Command and Control Doctrinal Challenges in the British Army: From the Trenches to the War on Terror
- WITH: Professor Gary Sheffield, University of Wolverhampton
- WHEN: Friday, Sept. 21, 2018 | Noon – 1:30 p.m.
- WHERE: Eggers 151 (History Department Conference Room)
World War I saw the greatest challenge to military command and control the world had ever seen. A combination of factors produced a “wicked” problem that profoundly changed land warfare. There were no easy solutions, and generals in all armies struggled to adjust. In this lecture, Professor Gary Sheffield looks at the British army’s experience, examining topics such as command philosophies, doctrine, communications and coalition warfare, and gives brief case studies of command at Gallipoli in 1915 and Douglas Haig as Commander-in-Chief of the British Expeditionary Force (BEF) on the Western Front. He then looks at the same army from the Falklands War in 1982 to the present day, using the BEF’s experience to shed light on another period of dramatic transformation in C2.
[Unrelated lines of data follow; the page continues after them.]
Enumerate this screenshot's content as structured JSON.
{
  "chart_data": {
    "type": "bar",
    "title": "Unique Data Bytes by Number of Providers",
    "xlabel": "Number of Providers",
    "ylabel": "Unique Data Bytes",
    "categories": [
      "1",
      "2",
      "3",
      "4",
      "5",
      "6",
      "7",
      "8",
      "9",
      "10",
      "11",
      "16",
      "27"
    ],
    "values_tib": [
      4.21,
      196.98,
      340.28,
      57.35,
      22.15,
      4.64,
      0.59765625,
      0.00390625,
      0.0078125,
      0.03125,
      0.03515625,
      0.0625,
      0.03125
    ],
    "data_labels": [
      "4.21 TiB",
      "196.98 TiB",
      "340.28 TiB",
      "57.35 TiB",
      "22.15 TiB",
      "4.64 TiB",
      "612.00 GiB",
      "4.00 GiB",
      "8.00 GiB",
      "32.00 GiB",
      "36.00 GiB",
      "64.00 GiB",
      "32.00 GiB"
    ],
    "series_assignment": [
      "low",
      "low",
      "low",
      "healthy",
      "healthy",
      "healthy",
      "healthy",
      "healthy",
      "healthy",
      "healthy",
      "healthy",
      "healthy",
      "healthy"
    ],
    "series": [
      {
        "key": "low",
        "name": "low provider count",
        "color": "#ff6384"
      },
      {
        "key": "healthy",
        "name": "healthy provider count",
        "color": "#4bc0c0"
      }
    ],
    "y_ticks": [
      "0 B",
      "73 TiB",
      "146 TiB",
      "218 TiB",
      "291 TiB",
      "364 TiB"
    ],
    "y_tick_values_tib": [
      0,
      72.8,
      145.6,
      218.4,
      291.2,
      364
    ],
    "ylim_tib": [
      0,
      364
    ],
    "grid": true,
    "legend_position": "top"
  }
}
Gary Sheffield is Professor of War Studies at the University of Wolverhampton. He works primarily on the armies of Britain and the Empire in the era of the two World Wars, 1914 to 1945. His publications include Douglas Haig: From the Somme to Victory (2016) and Forgotten Victory—The First World War: Myths and Realities (2001). Sheffield has previously held Chairs at King’s College London, where he was Land Warfare Historian on the Higher Command and Staff Course at the Joint Services Command and Staff College, and the University of Birmingham. He began his academic career at the Department of War Studies, Royal Military Academy, Sandhurst.